Teacher. Journals. Yes, that's where I was at. Subject of the day. They picked the subject for you to write about each day. I loved that. Give me a subject and I can talk about it. But, see, that's whats weird about this whole blog thing for me... nobody is telling me what to write, so often times I sit here staring at the blank box wondering what I want to write about, what would someone like to read. I mean seriously, who really wants to sit and read about my days of laundry, letting the dog out, cleaning up cat puke and running my demons to and from activities?

Tonight it's choir at 6:00, Confirmation at 6:30. Two different demons, two different times, same place basically.

Is that really what people want to read? Is it really?

I don't know. Someone should give me a blog entry so I don't have to ramble so much.

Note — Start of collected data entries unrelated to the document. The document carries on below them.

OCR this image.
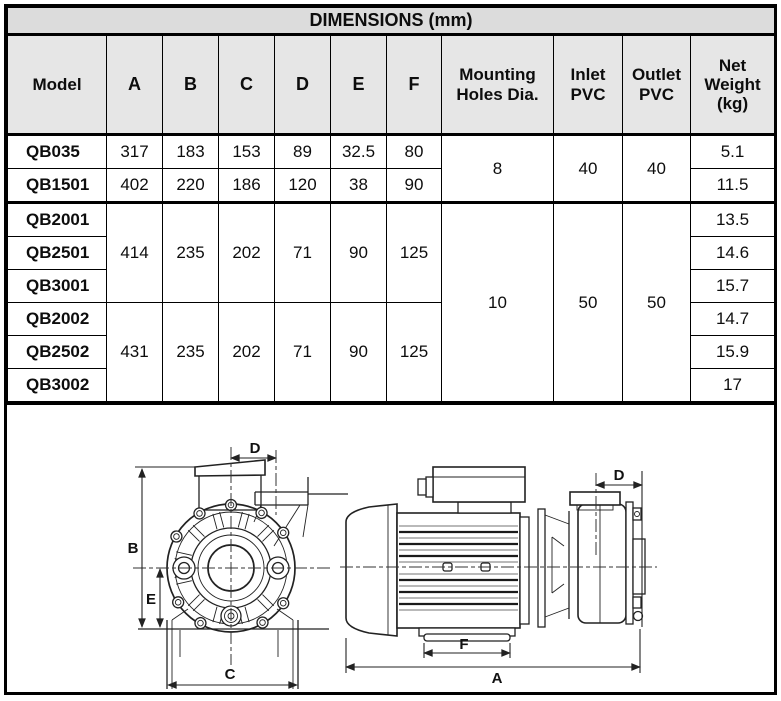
DIMENSIONS (mm)										
Model	A	B	C	D	E	F	Mounting Holes Dia.	Inlet PVC	Outlet PVC	Net Weight (kg)
QB035	317	183	153	89	32.5	80	8	40	40	5.1
QB1501	402	220	186	120	38	90				11.5
QB2001	414	235	202	71	90	125	10	50	50	13.5
QB2501										14.6
QB3001										15.7
QB2002	431	235	202	71	90	125				14.7
QB2502										15.9
QB3002										17
B
E
D
C
D
F
A
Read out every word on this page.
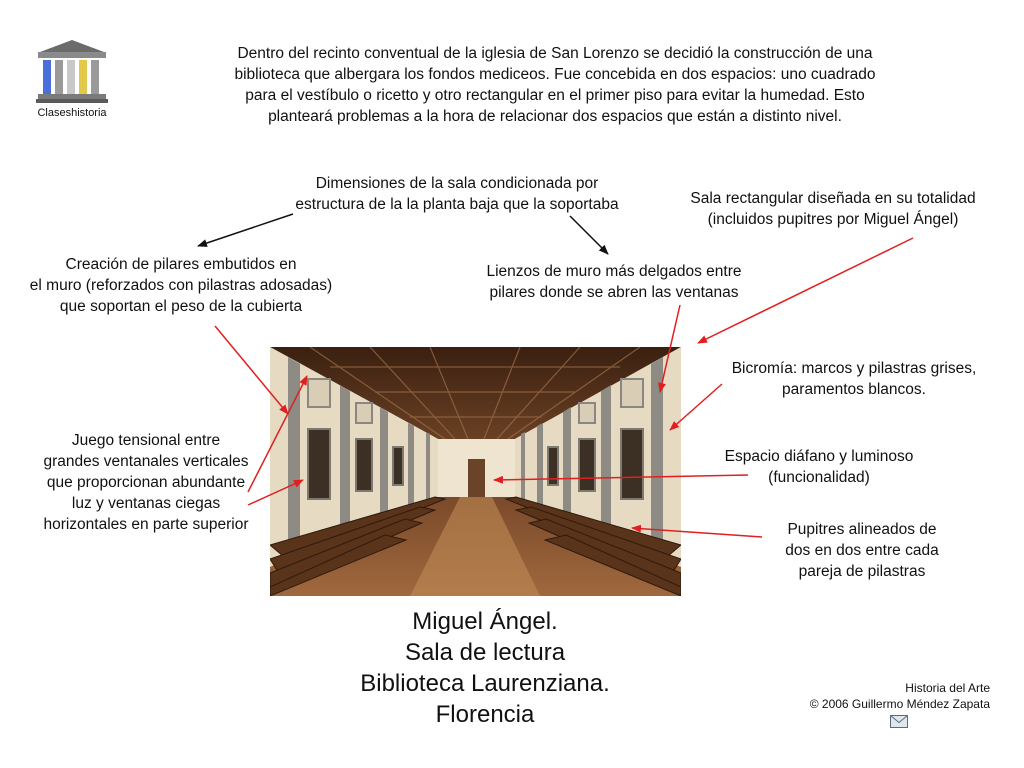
Claseshistoria
Dentro del recinto conventual de la iglesia de San Lorenzo se decidió la construcción de una
biblioteca que albergara los fondos mediceos. Fue concebida en dos espacios: uno cuadrado
para el vestíbulo o ricetto y otro rectangular en el primer piso para evitar la humedad. Esto
planteará problemas a la hora de relacionar dos espacios que están a distinto nivel.
Dimensiones de la sala condicionada por
estructura de la la planta baja que la soportaba	Sala rectangular diseñada en su totalidad
(incluidos pupitres por Miguel Ángel)
Creación de pilares embutidos en
el muro (reforzados con pilastras adosadas)
que soportan el peso de la cubierta
Lienzos de muro más delgados entre
pilares donde se abren las ventanas
Bicromía: marcos y pilastras grises,
paramentos blancos.
Juego tensional entre
grandes ventanales verticales
que proporcionan abundante
luz y ventanas ciegas
horizontales en parte superior
Espacio diáfano y luminoso
(funcionalidad)
Pupitres alineados de
dos en dos entre cada
pareja de pilastras
Miguel Ángel.
Sala de lectura
Biblioteca Laurenziana.
Florencia
Historia del Arte
© 2006 Guillermo Méndez Zapata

To end... with a picture. Not mine, either. Just a picture of a tiger and a bear. Meow.

Meow meow big kitty cat


It's a baby puma! I always wanted a big cat. In fact, when I was a teenager I said I wanted to die in the jaws of a big cat. How stupid of an idea was that? I no longer wish my death to be the meal of my beloved feline friends, but I also don't want to own one anymore. I hate the thought of owning one, although what joy it would bring to wake up with big cougar eyes staring at you or tiger breath in your face! Nope, as much as that would be a dream, I wish to leave all my large friends where they belong - in the wild. Who gives me the right to cage one up? I cannot give them the amount of acres that they would need to hunt for their own food, find their own mate and raise their own cubs. And a fenced in area of no matter how much acerage couldn't give them that anyway. They need to be free... free to do as they please, when they please without humans always getting in the way.
I love to watch them at zoos, but it saddens me like you wouldn't believe. To watch a tiger lay in it's enclosure.. looking up at it's watchers. Amazing, right? Not really - what is he thinking? What is he feeling? If he was really wild he would run at the sight of a human, either that or charge them. We take them, cage them, put them on display for what? Education? Entertainment? It's so sad.
And then the public outcry when a zoo animal attacks. Common sense, people. Think about it. At some point enough is enough - even for a
dumb animal.

Blogging

I always thought the idea of a blog was sort of silly, but I started one anyway. Out of bordem actually. But I really am sort of liking this.